Well then I would want a copy of filter.maxpat as it currently works saved in the folder with all the presets etc. And this projects idea sounds like it might do that for me.

I'd love a global project that's got access to all my modules so when I'm building a new piece I can just load up an oscillator, give it a name creating a unique preset file for it, and save it as part of the project, knowing that if I change the global osc.maxpat later it won't go and break all my working pieces.

Right now I'm manually creating duplicates of the global project folder on my computer each time I want to write a new piece, but this might include a few handfuls of externals that aren't used in that patch. But if I copy just the stuff I want to use but later decide: oh I want a reverb with this too, I have to go dig up my reverb.maxpat, copy it into the new projects, but then also remember the reverb has a couple of dependencies like allpass.maxpat that I forgot to copy, and so on.

Roman Thilenius's icon


i strictly distinguish between general abstractions and project-specific abstractions, the latter gets name-tagged for the project to make sure they have a unique name.

while beeing "creative" i work a lot on the desktop, which is in my search path, use funny names for stuff, relative paths, or photoshop documents with multiple layers.
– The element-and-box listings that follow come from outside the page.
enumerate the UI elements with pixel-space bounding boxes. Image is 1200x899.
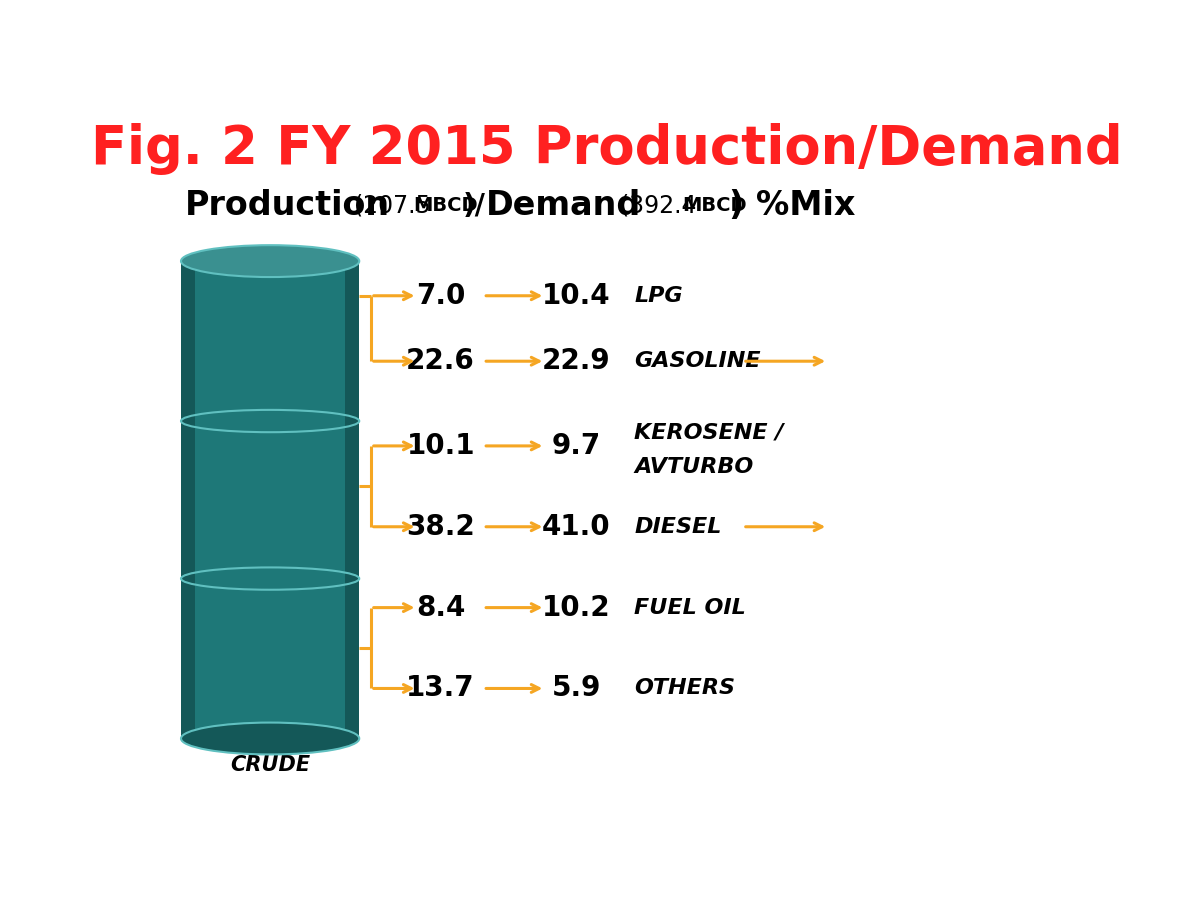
Text: 5.9: 5.9 [552,674,601,702]
Text: LPG: LPG [635,286,683,306]
Ellipse shape [181,723,359,754]
Text: 10.2: 10.2 [542,593,611,621]
Text: KEROSENE /: KEROSENE / [635,422,784,442]
Bar [181,261,359,738]
Text: )/: )/ [462,191,485,219]
Text: Demand: Demand [486,189,641,222]
Text: 10.1: 10.1 [407,432,475,460]
Text: ) %Mix: ) %Mix [728,189,856,222]
Text: (207.5: (207.5 [354,193,438,218]
Text: AVTURBO: AVTURBO [635,458,754,477]
Text: CRUDE: CRUDE [230,755,310,776]
Text: (392.4: (392.4 [620,193,704,218]
Bar [344,261,359,738]
Text: 38.2: 38.2 [407,512,475,541]
Text: Production: Production [185,189,390,222]
Text: MBCD: MBCD [683,196,748,215]
Text: GASOLINE: GASOLINE [635,352,761,371]
Ellipse shape [181,245,359,277]
Bar [181,261,196,738]
Text: 22.6: 22.6 [407,347,475,375]
Text: DIESEL: DIESEL [635,517,721,537]
Text: 10.4: 10.4 [542,281,611,310]
Text: OTHERS: OTHERS [635,679,736,699]
Text: 7.0: 7.0 [416,281,466,310]
Text: 22.9: 22.9 [542,347,611,375]
Text: 9.7: 9.7 [552,432,601,460]
Text: 8.4: 8.4 [416,593,466,621]
Text: FUEL OIL: FUEL OIL [635,598,746,618]
Text: 41.0: 41.0 [542,512,611,541]
Text: MBCD: MBCD [414,196,478,215]
Text: Fig. 2 FY 2015 Production/Demand: Fig. 2 FY 2015 Production/Demand [91,123,1123,175]
Text: 13.7: 13.7 [407,674,475,702]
later i rename everything, assemble proper files and a proper project folder such as

max/110/applications/thisproject/main
max/110/applications/thisproject/pictures
max/110/applications/thisproject/bpatchers

in max 6 or higher you would eventually like to put projects into a /package folder, because then you can have a folder inside your project which is outside the search path. perfect to litter it with "old versions", "tutorials" and "does not work" kind of stuff.